With a clear advantage secured, the Ex-soldier’s interlocutor tightened the screws and went for the finish. “There’s nothing special about you, and there’s nothing special about a man being a cook in the army. If soldiering is about performing kitchen duty then all the men of this village can be better soldiers than you. We can all cook and serve food. You were not a real soldier. You should not be bragging to us about being a soldier during the war.”

It was a knockout punch, a fight ender. There was no comeback from that. Finally, the hackneyed story of masculine exceptionalism that did not perfectly match the teller’s biography was, in one angry retort, unraveled.

In the Idoma patriarchal universe, cooking is considered a feminine chore. While every man must learn how to cook because he will need that skill at some point in his life, cooking as a career was considered a feminine endeavor. When the ex-soldier’s foe said every man in the village could cook, he was saying that the ex-soldier was not a man of distinction or unique skills. Everyone could do what he did in his time in the army. Everyone in the village could have been his kind of soldier.

The insult was a double-barreled one. The insulter’s point was bitingly simple: the bragging former soldier was neither a real soldier nor a real man. Because he cooked while real soldiers fought, he was not the real soldier he claimed to have been. Because he chose a career in cooking, he had entered a feminine vocation and was no longer a real man.

In puncturing the ex-soldier’s carefully curated masculine repertoire, the retired soldier’s opponent had also broken a code of masculine mutual self-representation that soothed the collective egos of the elderly men in the village. After all, every man in the village routinely told patently embellished stories of their own hunting and libidinal exploits, and everyone knew to let everyone’s stories stand.

But if the retired soldier was going to weave an embellished tale glorifying himself as a special type of man in order to put down his fellow village male elders then dismantling that story justified amplifying the malicious rumor that he had been a non-combatant soldier whose job was to keep the fighting men fed.

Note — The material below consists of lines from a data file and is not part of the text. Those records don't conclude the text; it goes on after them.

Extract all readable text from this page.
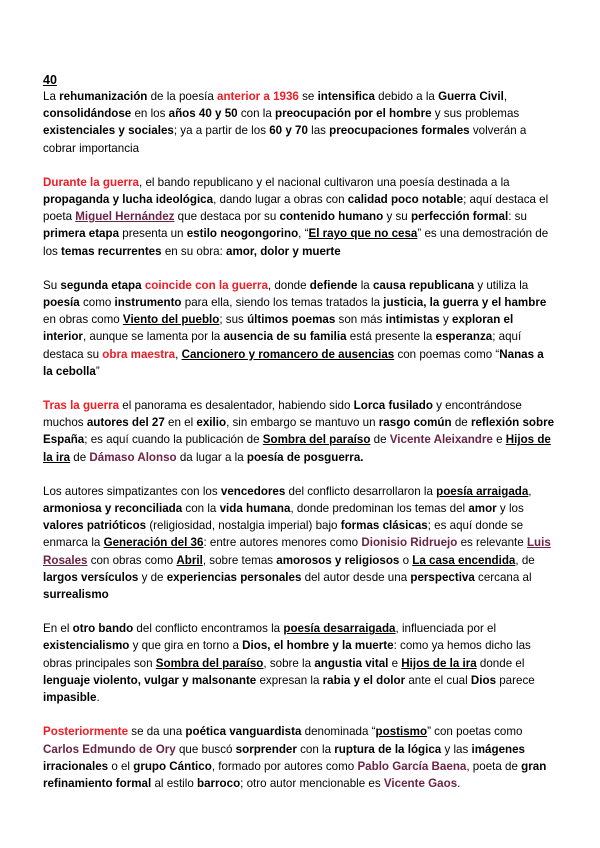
40

La rehumanización de la poesía anterior a 1936 se intensifica debido a la Guerra Civil, consolidándose en los años 40 y 50 con la preocupación por el hombre y sus problemas existenciales y sociales; ya a partir de los 60 y 70 las preocupaciones formales volverán a cobrar importancia

Durante la guerra, el bando republicano y el nacional cultivaron una poesía destinada a la propaganda y lucha ideológica, dando lugar a obras con calidad poco notable; aquí destaca el poeta Miguel Hernández que destaca por su contenido humano y su perfección formal: su primera etapa presenta un estilo neogongorino, “El rayo que no cesa” es una demostración de los temas recurrentes en su obra: amor, dolor y muerte

Su segunda etapa coincide con la guerra, donde defiende la causa republicana y utiliza la poesía como instrumento para ella, siendo los temas tratados la justicia, la guerra y el hambre en obras como Viento del pueblo; sus últimos poemas son más intimistas y exploran el interior, aunque se lamenta por la ausencia de su familia está presente la esperanza; aquí destaca su obra maestra, Cancionero y romancero de ausencias con poemas como “Nanas a la cebolla”

Tras la guerra el panorama es desalentador, habiendo sido Lorca fusilado y encontrándose muchos autores del 27 en el exilio, sin embargo se mantuvo un rasgo común de reflexión sobre España; es aquí cuando la publicación de Sombra del paraíso de Vicente Aleixandre e Hijos de la ira de Dámaso Alonso da lugar a la poesía de posguerra.

Los autores simpatizantes con los vencedores del conflicto desarrollaron la poesía arraigada, armoniosa y reconciliada con la vida humana, donde predominan los temas del amor y los valores patrióticos (religiosidad, nostalgia imperial) bajo formas clásicas; es aquí donde se enmarca la Generación del 36: entre autores menores como Dionisio Ridruejo es relevante Luis Rosales con obras como Abril, sobre temas amorosos y religiosos o La casa encendida, de largos versículos y de experiencias personales del autor desde una perspectiva cercana al surrealismo

En el otro bando del conflicto encontramos la poesía desarraigada, influenciada por el existencialismo y que gira en torno a Dios, el hombre y la muerte: como ya hemos dicho las obras principales son Sombra del paraíso, sobre la angustia vital e Hijos de la ira donde el lenguaje violento, vulgar y malsonante expresan la rabia y el dolor ante el cual Dios parece impasible.

Posteriormente se da una poética vanguardista denominada “postismo” con poetas como Carlos Edmundo de Ory que buscó sorprender con la ruptura de la lógica y las imágenes irracionales o el grupo Cántico, formado por autores como Pablo García Baena, poeta de gran refinamiento formal al estilo barroco; otro autor mencionable es Vicente Gaos.
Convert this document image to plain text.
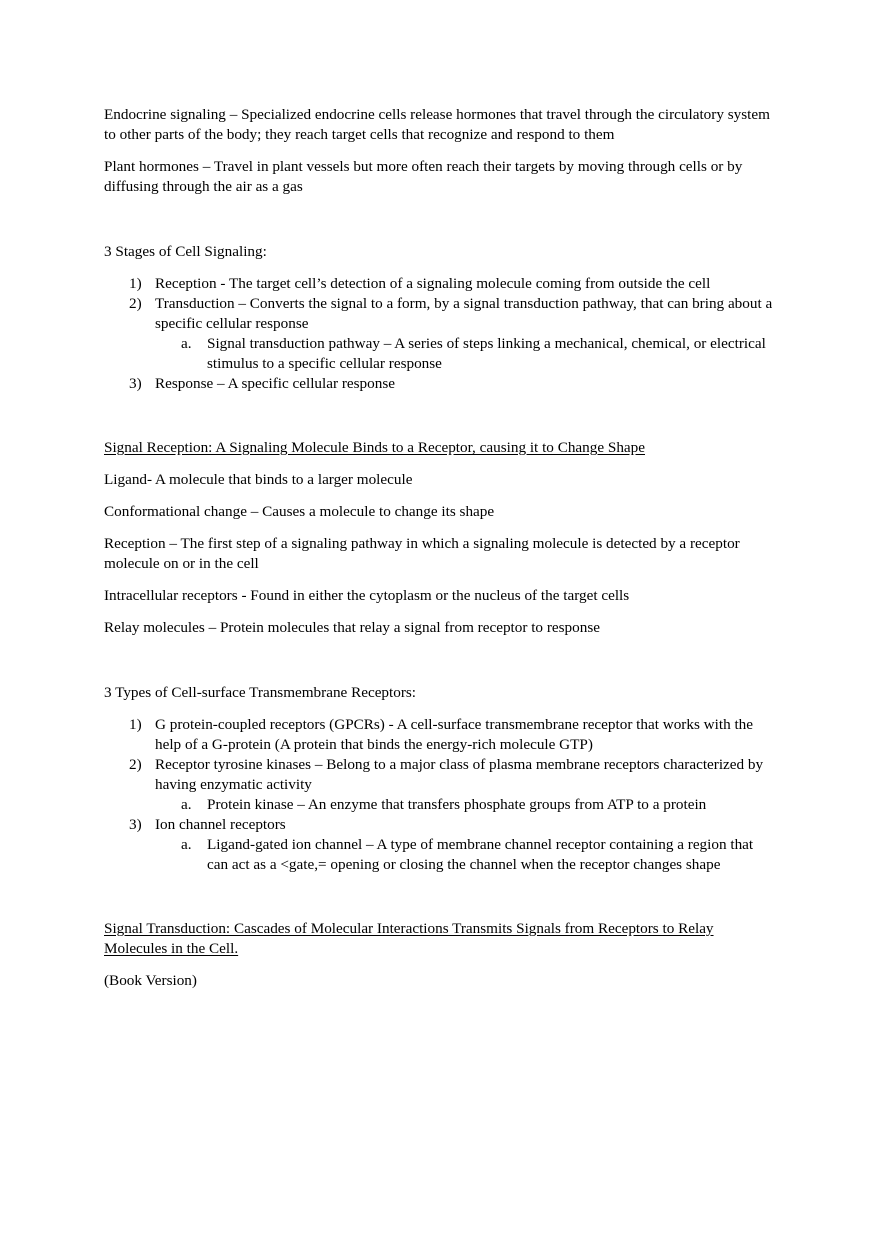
Endocrine signaling – Specialized endocrine cells release hormones that travel through the circulatory system to other parts of the body; they reach target cells that recognize and respond to them

Plant hormones – Travel in plant vessels but more often reach their targets by moving through cells or by diffusing through the air as a gas

3 Stages of Cell Signaling:

1) Reception - The target cell’s detection of a signaling molecule coming from outside the cell
2) Transduction – Converts the signal to a form, by a signal transduction pathway, that can bring about a specific cellular response
a. Signal transduction pathway – A series of steps linking a mechanical, chemical, or electrical stimulus to a specific cellular response
3) Response – A specific cellular response

Signal Reception: A Signaling Molecule Binds to a Receptor, causing it to Change Shape

Ligand- A molecule that binds to a larger molecule

Conformational change – Causes a molecule to change its shape

Reception – The first step of a signaling pathway in which a signaling molecule is detected by a receptor molecule on or in the cell

Intracellular receptors - Found in either the cytoplasm or the nucleus of the target cells

Relay molecules – Protein molecules that relay a signal from receptor to response

3 Types of Cell-surface Transmembrane Receptors:

1) G protein-coupled receptors (GPCRs) - A cell-surface transmembrane receptor that works with the help of a G-protein (A protein that binds the energy-rich molecule GTP)
2) Receptor tyrosine kinases – Belong to a major class of plasma membrane receptors characterized by having enzymatic activity
a. Protein kinase – An enzyme that transfers phosphate groups from ATP to a protein
3) Ion channel receptors
a. Ligand-gated ion channel – A type of membrane channel receptor containing a region that can act as a <gate,= opening or closing the channel when the receptor changes shape

Signal Transduction: Cascades of Molecular Interactions Transmits Signals from Receptors to Relay Molecules in the Cell.

(Book Version)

Marking one’s masculine territory and branding oneself as a warrior to stand out from village peers was fine. But telling exaggerated tales of bravery and courage as a weapon of emasculating a fellow man exposed one to cheap shots designed to rip through one’s carefully curated masculine persona. The truthfulness of the rhetorical takedown didn’t matter, just as, in a balanced relational context, the truthfulness of stories of masculine deeds also didn’t matter.

Other village male elders who were fond of staking their claims to masculine honor through self-animated stories of questionable veracity learned from the experience of the former soldier and thenceforth disciplined the verbal performance of their masculinity.

Those who have no stories of masculine distinction of their own to tell latch on to other men’s stories, participating vicariously in other people’s constructed masculine discourses. They are the ones who cause fantastical, implausible stories surrounding certain male political figures to acquire virality and valence.

Storytellers are both prolific purveyors and prime audiences of fictive narratives of masculinity. They are the ones responsible for circulating the idioms of manhood and the masculine political biographies of important men that allegedly embody such idioms.